Others assert that inviting me was opposition research and nothing more. If that was the intention, Microsoft didn’t learn anything it could not have learned from recordings of my talks.
In the past, Microsoft published what it called “contributions to open source” that were no contribution whatsoever to the Free World. (This says something about the deep difference between the open source and the free software movement.) However, if Microsoft sought to return to that practice, it had no need to invite me.
Some are trying to portray my decision to speak there as approval of Microsoft’s current conduct. This is, of course, absurd. My rejection of Microsoft’s nonfree software continues just like my rejection of all other nonfree software. But the fact that people make non-free software is no reason not to show them reasons why software should be free.

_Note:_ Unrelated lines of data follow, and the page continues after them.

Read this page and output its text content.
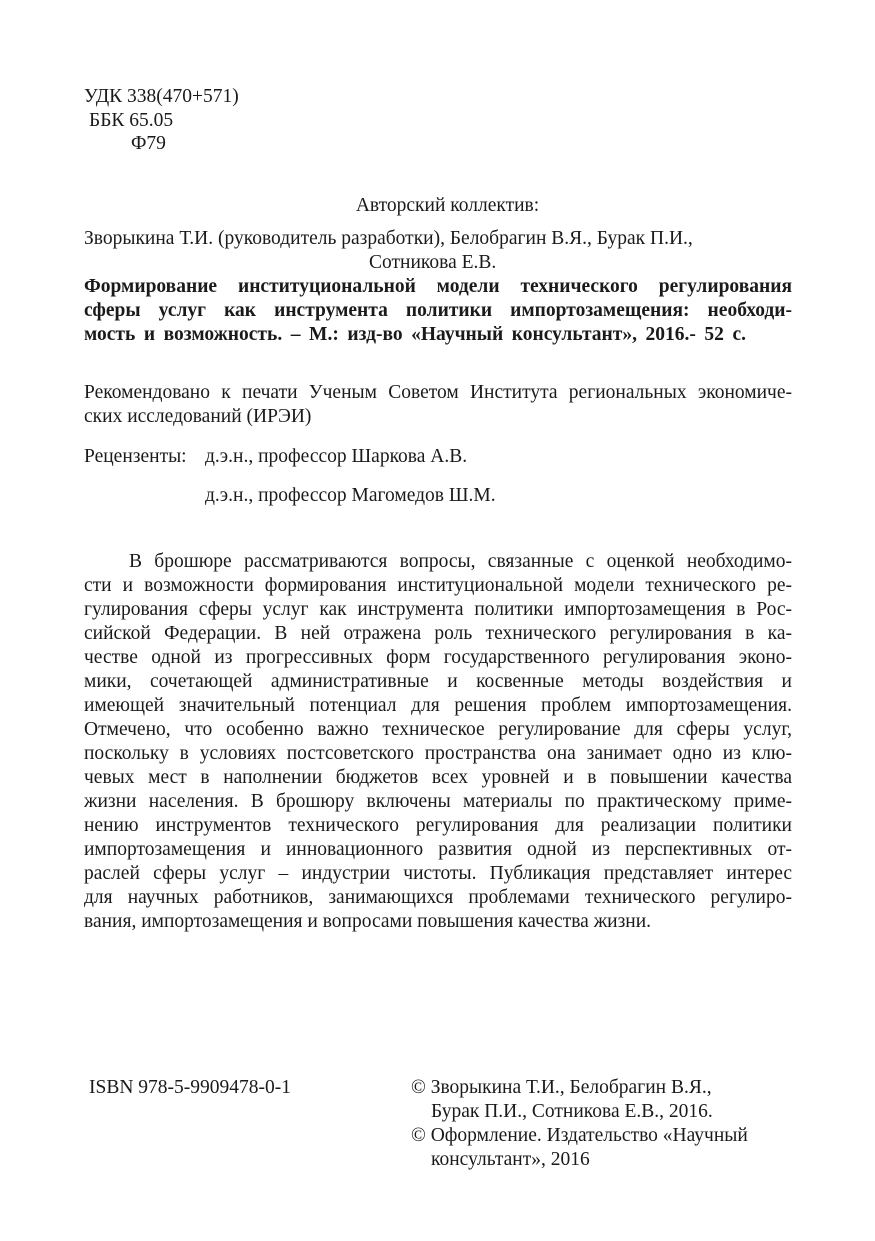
УДК 338(470+571)
ББК 65.05
Ф79
Авторский коллектив:
Зворыкина Т.И. (руководитель разработки), Белобрагин В.Я., Бурак П.И.,
Сотникова Е.В.
Формирование институциональной модели технического регулирования
сферы услуг как инструмента политики импортозамещения: необходи-
мость и возможность. – М.: изд-во «Научный консультант», 2016.- 52 с.
Рекомендовано к печати Ученым Советом Института региональных экономиче-
ских исследований (ИРЭИ)
Рецензенты: д.э.н., профессор Шаркова А.В.
д.э.н., профессор Магомедов Ш.М.
В брошюре рассматриваются вопросы, связанные с оценкой необходимо-
сти и возможности формирования институциональной модели технического ре-
гулирования сферы услуг как инструмента политики импортозамещения в Рос-
сийской Федерации. В ней отражена роль технического регулирования в ка-
честве одной из прогрессивных форм государственного регулирования эконо-
мики, сочетающей административные и косвенные методы воздействия и
имеющей значительный потенциал для решения проблем импортозамещения.
Отмечено, что особенно важно техническое регулирование для сферы услуг,
поскольку в условиях постсоветского пространства она занимает одно из клю-
чевых мест в наполнении бюджетов всех уровней и в повышении качества
жизни населения. В брошюру включены материалы по практическому приме-
нению инструментов технического регулирования для реализации политики
импортозамещения и инновационного развития одной из перспективных от-
раслей сферы услуг – индустрии чистоты. Публикация представляет интерес
для научных работников, занимающихся проблемами технического регулиро-
вания, импортозамещения и вопросами повышения качества жизни.
ISBN 978-5-9909478-0-1	© Зворыкина Т.И., Белобрагин В.Я.,
Бурак П.И., Сотникова Е.В., 2016.
© Оформление. Издательство «Научный
консультант», 2016
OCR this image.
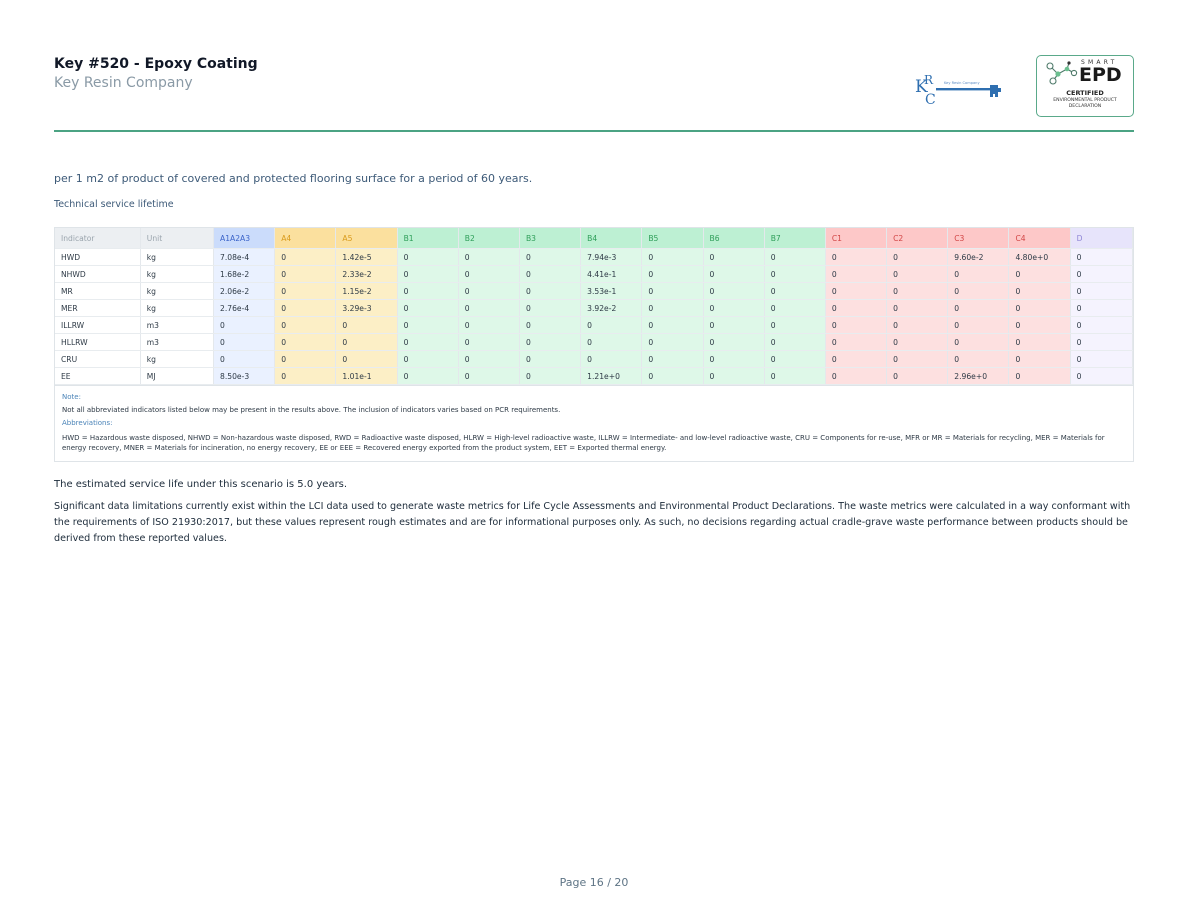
Key #520 - Epoxy Coating

Key Resin Company	K
R
C
Key Resin Company
SMART
EPD
CERTIFIED
ENVIRONMENTAL PRODUCT
DECLARATION

per 1 m2 of product of covered and protected flooring surface for a period of 60 years.

Technical service lifetime

Indicator	Unit	A1A2A3	A4	A5	B1	B2	B3	B4	B5	B6	B7	C1	C2	C3	C4	D
HWD	kg	7.08e-4	0	1.42e-5	0	0	0	7.94e-3	0	0	0	0	0	9.60e-2	4.80e+0	0
NHWD	kg	1.68e-2	0	2.33e-2	0	0	0	4.41e-1	0	0	0	0	0	0	0	0
MR	kg	2.06e-2	0	1.15e-2	0	0	0	3.53e-1	0	0	0	0	0	0	0	0
MER	kg	2.76e-4	0	3.29e-3	0	0	0	3.92e-2	0	0	0	0	0	0	0	0
ILLRW	m3	0	0	0	0	0	0	0	0	0	0	0	0	0	0	0
HLLRW	m3	0	0	0	0	0	0	0	0	0	0	0	0	0	0	0
CRU	kg	0	0	0	0	0	0	0	0	0	0	0	0	0	0	0
EE	MJ	8.50e-3	0	1.01e-1	0	0	0	1.21e+0	0	0	0	0	0	2.96e+0	0	0

Note:

Not all abbreviated indicators listed below may be present in the results above. The inclusion of indicators varies based on PCR requirements.

Abbreviations:

HWD = Hazardous waste disposed, NHWD = Non-hazardous waste disposed, RWD = Radioactive waste disposed, HLRW = High-level radioactive waste, ILLRW = Intermediate- and low-level radioactive waste, CRU = Components for re-use, MFR or MR = Materials for recycling, MER = Materials for energy recovery, MNER = Materials for incineration, no energy recovery, EE or EEE = Recovered energy exported from the product system, EET = Exported thermal energy.

The estimated service life under this scenario is 5.0 years.

Significant data limitations currently exist within the LCI data used to generate waste metrics for Life Cycle Assessments and Environmental Product Declarations. The waste metrics were calculated in a way conformant with the requirements of ISO 21930:2017, but these values represent rough estimates and are for informational purposes only. As such, no decisions regarding actual cradle-grave waste performance between products should be derived from these reported values.

Page 16 / 20
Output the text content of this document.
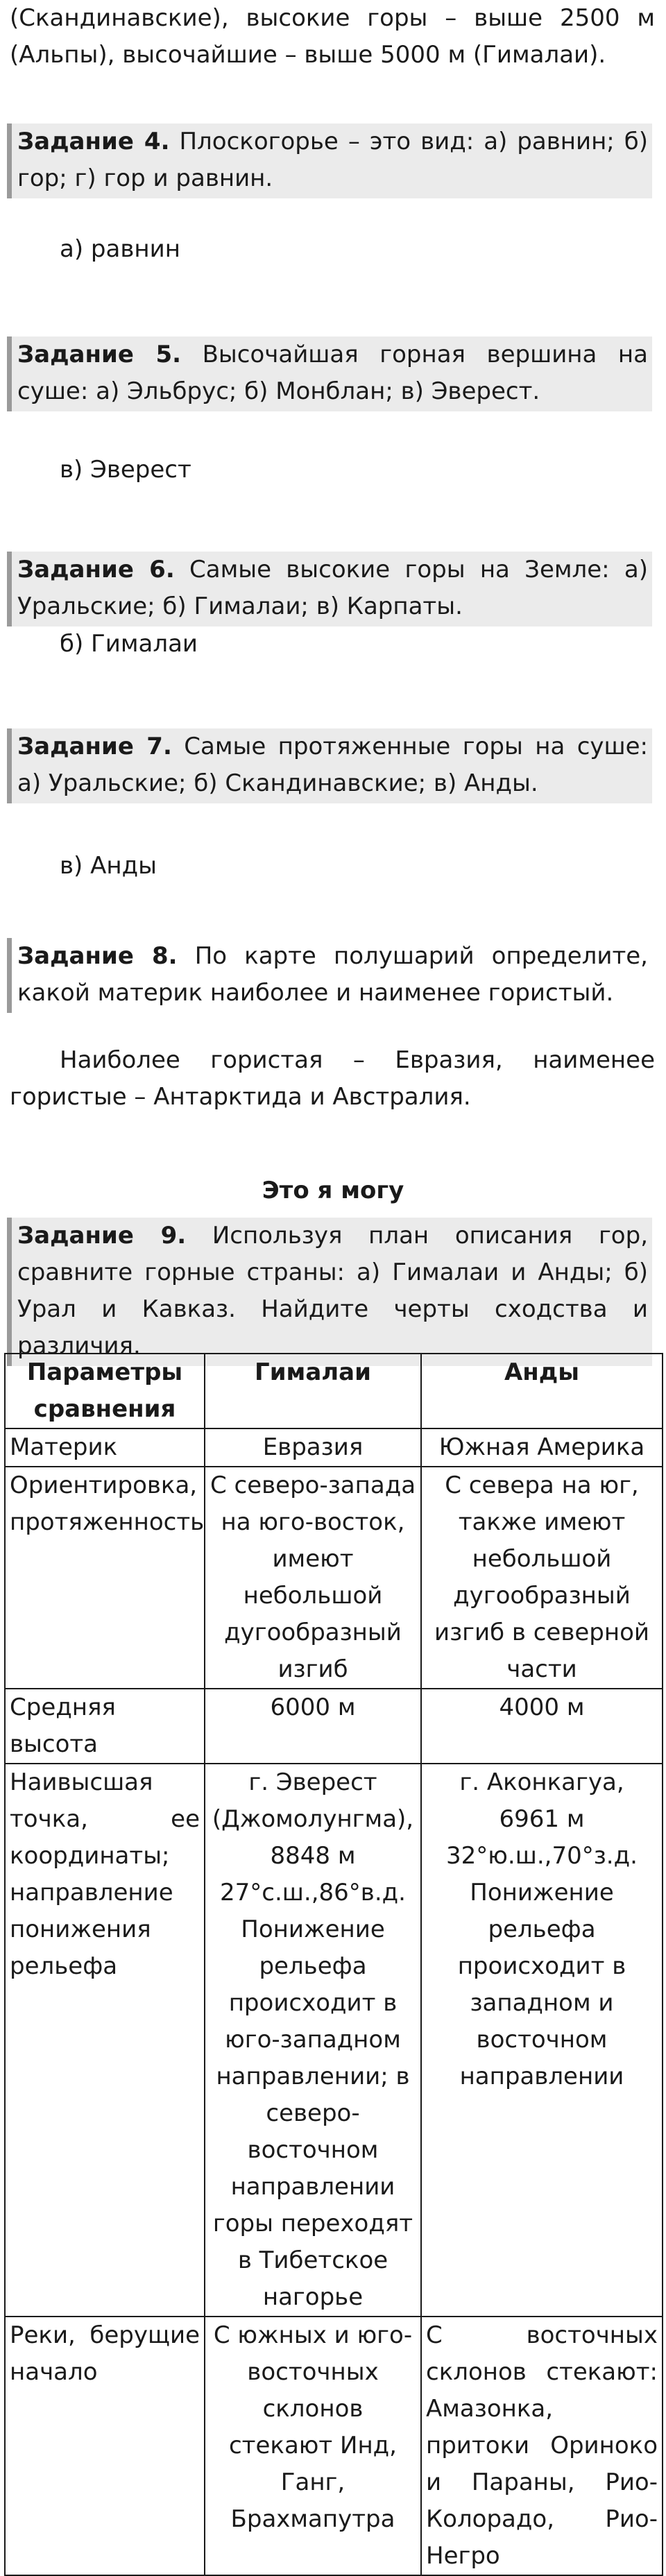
(Скандинавские), высокие горы – выше 2500 м (Альпы), высочайшие – выше 5000 м (Гималаи).
Задание 4. Плоскогорье – это вид: а) равнин; б) гор; г) гор и равнин.
а) равнин
Задание 5. Высочайшая горная вершина на суше: а) Эльбрус; б) Монблан; в) Эверест.
в) Эверест
Задание 6. Самые высокие горы на Земле: а) Уральские; б) Гималаи; в) Карпаты.
б) Гималаи
Задание 7. Самые протяженные горы на суше: а) Уральские; б) Скандинавские; в) Анды.
в) Анды
Задание 8. По карте полушарий определите, какой материк наиболее и наименее гористый.
Наиболее гористая – Евразия, наименее гористые – Антарктида и Австралия.
Это я могу
Задание 9. Используя план описания гор, сравните горные страны: а) Гималаи и Анды; б) Урал и Кавказ. Найдите черты сходства и различия.
Параметры сравнения	Гималаи	Анды
Материк	Евразия	Южная Америка
Ориентировка, протяженность	С северо-запада на юго-восток, имеют небольшой дугообразный изгиб	С севера на юг, также имеют небольшой дугообразный изгиб в северной части
Средняя высота	6000 м	4000 м
Наивысшая точка, ее координаты; направление понижения рельефа	г. Эверест (Джомолунгма), 8848 м 27°с.ш.,86°в.д. Понижение рельефа происходит в юго-западном направлении; в северо-восточном направлении горы переходят в Тибетское нагорье	г. Аконкагуа, 6961 м 32°ю.ш.,70°з.д. Понижение рельефа происходит в западном и восточном направлении
Реки, берущие начало	С южных и юго-восточных склонов стекают Инд, Ганг, Брахмапутра	С восточных склонов стекают: Амазонка, притоки Ориноко и Параны, Рио-Колорадо, Рио-Негро
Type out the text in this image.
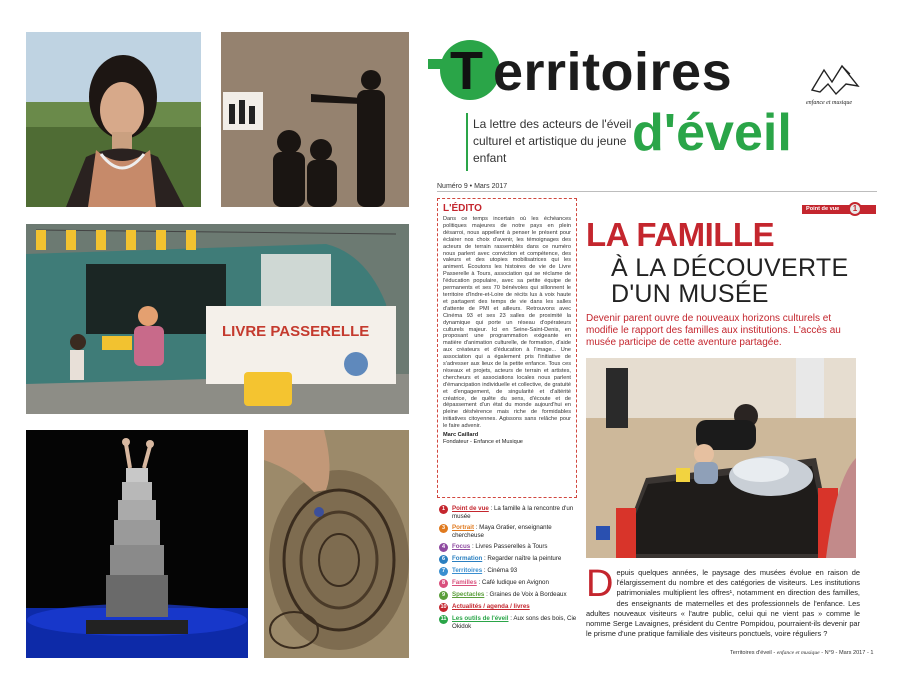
LIVRE PASSERELLE
T erritoires
La lettre des acteurs de l'éveil culturel et artistique du jeune enfant	d'éveil
enfance et musique
Numéro 9 • Mars 2017
L'ÉDITO
Dans ce temps incertain où les échéances politiques majeures de notre pays en plein désarroi, nous appellent à penser le présent pour éclairer nos choix d'avenir, les témoignages des acteurs de terrain rassemblés dans ce numéro nous parlent avec conviction et compétence, des valeurs et des utopies mobilisatrices qui les animent. Écoutons les histoires de vie de Livre Passerelle à Tours, association qui se réclame de l'éducation populaire, avec sa petite équipe de permanents et ses 70 bénévoles qui sillonnent le territoire d'Indre-et-Loire de récits lus à voix haute et partagent des temps de vie dans les salles d'attente de PMI et ailleurs. Retrouvons avec Cinéma 93 et ses 23 salles de proximité la dynamique qui porte un réseau d'opérateurs culturels majeur. Ici en Seine-Saint-Denis, en proposant une programmation exigeante en matière d'animation culturelle, de formation, d'aide aux créateurs et d'éducation à l'image... Une association qui a également pris l'initiative de s'adresser aux lieux de la petite enfance. Tous ces réseaux et projets, acteurs de terrain et artistes, chercheurs et associations locales nous parlent d'émancipation individuelle et collective, de gratuité et d'engagement, de singularité et d'altérité créatrice, de quête du sens, d'écoute et de dépassement d'un état du monde aujourd'hui en pleine déshérence mais riche de formidables initiatives citoyennes. Agissons sans relâche pour le faire advenir.
Marc Caillard
Fondateur - Enfance et Musique
1	Point de vue : La famille à la rencontre d'un musée
3	Portrait : Maya Gratier, enseignante chercheuse
4	Focus : Livres Passerelles à Tours
6	Formation : Regarder naître la peinture
7	Territoires : Cinéma 93
8	Familles : Café ludique en Avignon
9	Spectacles : Graines de Voix à Bordeaux
10 Actualités / agenda / livres
11 Les outils de l'éveil : Aux sons des bois, Cie Okidok
Point de vue	1
LA FAMILLE
À LA DÉCOUVERTE
D'UN MUSÉE
Devenir parent ouvre de nouveaux horizons culturels et modifie le rapport des familles aux institutions. L'accès au musée participe de cette aventure partagée.
Depuis quelques années, le paysage des musées évolue en raison de l'élargissement du nombre et des catégories de visiteurs. Les institutions patrimoniales multiplient les offres¹, notamment en direction des familles, des enseignants de maternelles et des professionnels de l'enfance. Les adultes nouveaux visiteurs « l'autre public, celui qui ne vient pas » comme le nomme Serge Lavaignes, président du Centre Pompidou, pourraient-ils devenir par le prisme d'une pratique familiale des visiteurs ponctuels, voire réguliers ?
Territoires d'éveil - enfance et musique - N°9 - Mars 2017 - 1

I don’t think Microsoft invited me with a view to seduction, or opposition research, or trickery, or misrepresentation. I think some Microsoft executives are seriously interested in the ethical issues surrounding software. They may also be interested in carrying out some of the specific suggestions / requests I presented. I started with a list of actions that would help the free software community, and which I though Microsoft might be amenable to, before stating the free software philosophy in the usual way. I think there is a chance that Microsoft might change some practices in ways that would help the Free World practically, even if they do not support us overall.
It is only a chance; I would not try to estimate the probability. Microsoft did not give me any promises to change; I did not ask for any.